La critique la plus radicale des EPA a été publiée en juillet 2006 par une délégation de la Commission pour les Affaires Européennes de l’Assemblée Nationale française. Le « Rapport Lefort » n’est rien moins qu’un réquisitoire sans appel à l’encontre de la Commission Européenne et surtout de sa Direction Générale pour le Commerce chargée des négociations avec les états ACP. Selon ce rapport, « l’Europe est en train de commettre une erreur capitale politique, tactique, économique et géostratégique, en maintenant ses objectifs et son calendrier pour les négociations, dans le but de boucler les traités EPA avant fin 2007 ». Cette critique est sévère et le remède proposé est drastique : le rapport recommande comme conséquence « absolument nécessaire » que le mandat donné à la Commission Européenne lui soit retiré et remplacé par un mandat nouveau et différent.

Malgré toutes ces critiques et réticences, la Commission Européenne est actuellement en train d’augmenter la pression sur les états ACP afin d’obtenir la signature des EPA avant la fin de l’année. Selon l’avis des représentants du réseau africain pour le commerce (African Trade Network, ATN) et d’autres organisations actives dans les pays ACP, le sort des EPA est actuellement dans les mains des Européens.
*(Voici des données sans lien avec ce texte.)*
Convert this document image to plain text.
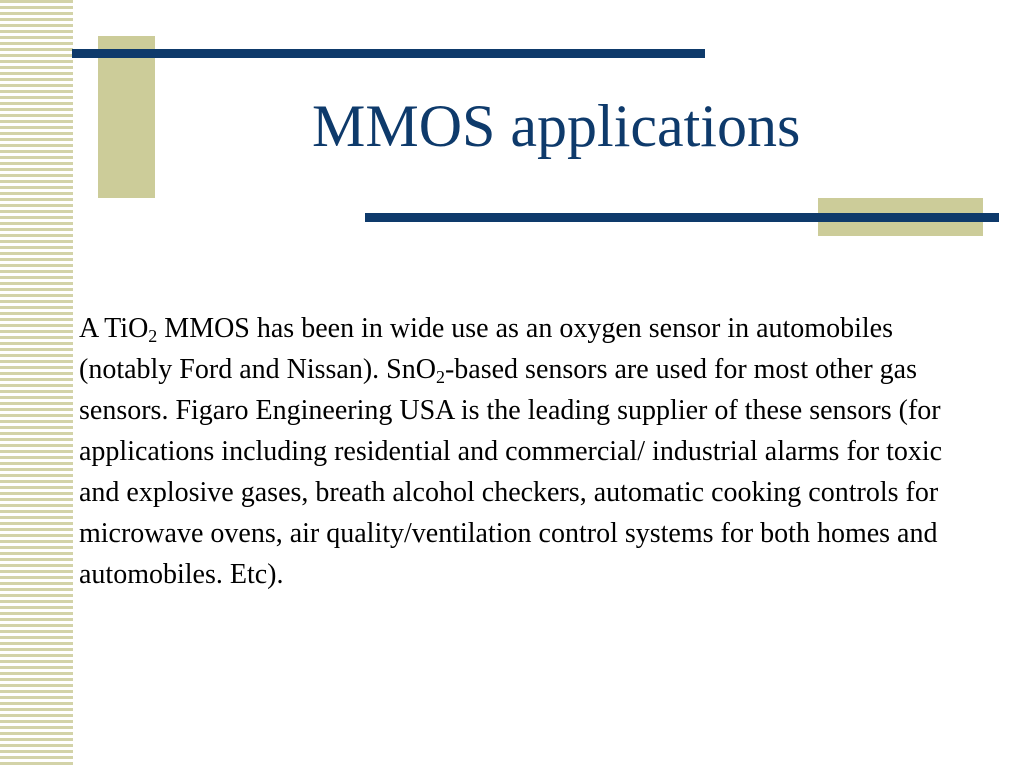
MMOS applications

A TiO$_2$ MMOS has been in wide use as an oxygen sensor in automobiles (notably Ford and Nissan). SnO$_2$-based sensors are used for most other gas sensors. Figaro Engineering USA is the leading supplier of these sensors (for applications including residential and commercial/ industrial alarms for toxic and explosive gases, breath alcohol checkers, automatic cooking controls for microwave ovens, air quality/ventilation control systems for both homes and automobiles. Etc).
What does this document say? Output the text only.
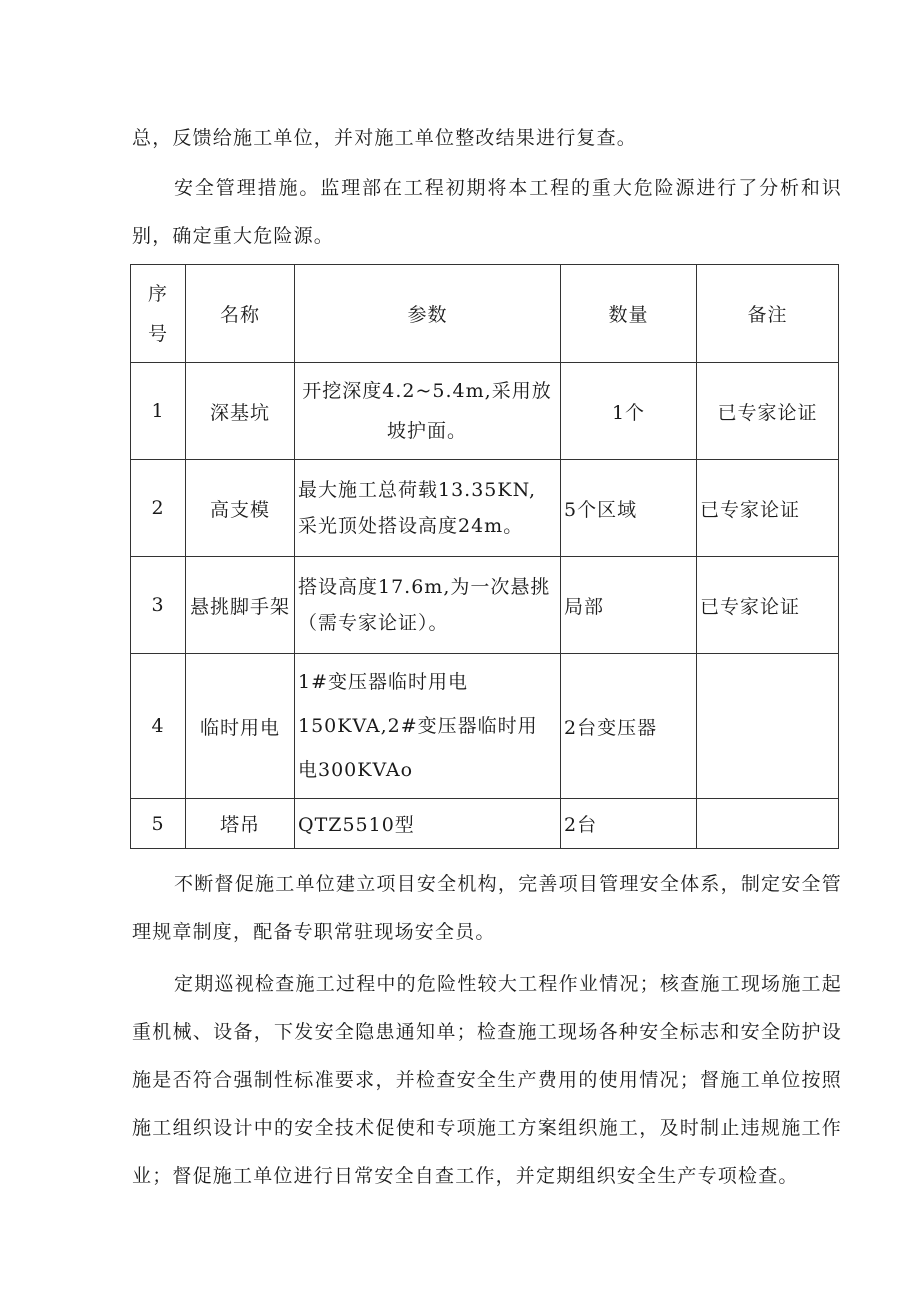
总，反馈给施工单位，并对施工单位整改结果进行复查。

安全管理措施。监理部在工程初期将本工程的重大危险源进行了分析和识别，确定重大危险源。

序号	名称	参数	数量	备注
1	深基坑	开挖深度4.2~5.4m,采用放坡护面。	1个	已专家论证
2	高支模	最大施工总荷载13.35KN,采光顶处搭设高度24m。	5个区域	已专家论证
3	悬挑脚手架	搭设高度17.6m,为一次悬挑（需专家论证）。	局部	已专家论证
4	临时用电	1#变压器临时用电150KVA,2#变压器临时用电300KVAo	2台变压器	
5	塔吊	QTZ5510型	2台	

不断督促施工单位建立项目安全机构，完善项目管理安全体系，制定安全管理规章制度，配备专职常驻现场安全员。

定期巡视检查施工过程中的危险性较大工程作业情况；核查施工现场施工起重机械、设备，下发安全隐患通知单；检查施工现场各种安全标志和安全防护设施是否符合强制性标准要求，并检查安全生产费用的使用情况；督施工单位按照施工组织设计中的安全技术促使和专项施工方案组织施工，及时制止违规施工作业；督促施工单位进行日常安全自查工作，并定期组织安全生产专项检查。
La campagne « Stop EPA » a décidé, déjà au mois de mars de l’année dernière, de lancer un appel sur le plan mondial pour arrêter les négociation sur les EPA. Cet appel invite les organisations de la société civile, les mouvements d’ordre social, les syndicats et les organisations religieuses des états ACP et d’Europe à se mobiliser contre les traités EPA et à examiner de façon critique la politique européenne d’aide au développement. Il est nécessaire que cet appel soit entendu. Les EPA aggraveront la pauvreté dans les pays concernés ; il est inadmissible qu’ils soient négociés au nom des citoyens et citoyennes européens.

1 Eurafair, Stuttgart (Allemagne), http://www.eurafair.de
2 « We should contribute to the long term creation/development of export markets for EU exports … » http://www.europa.eu.int/comm/trade/issues/sectoral/competitiveness/index_en.htm
3 « Alter Wein in neuen Schläuchen ? » Handelspolitik aktuell, BDI, avril 2005, Numéro 1/2005.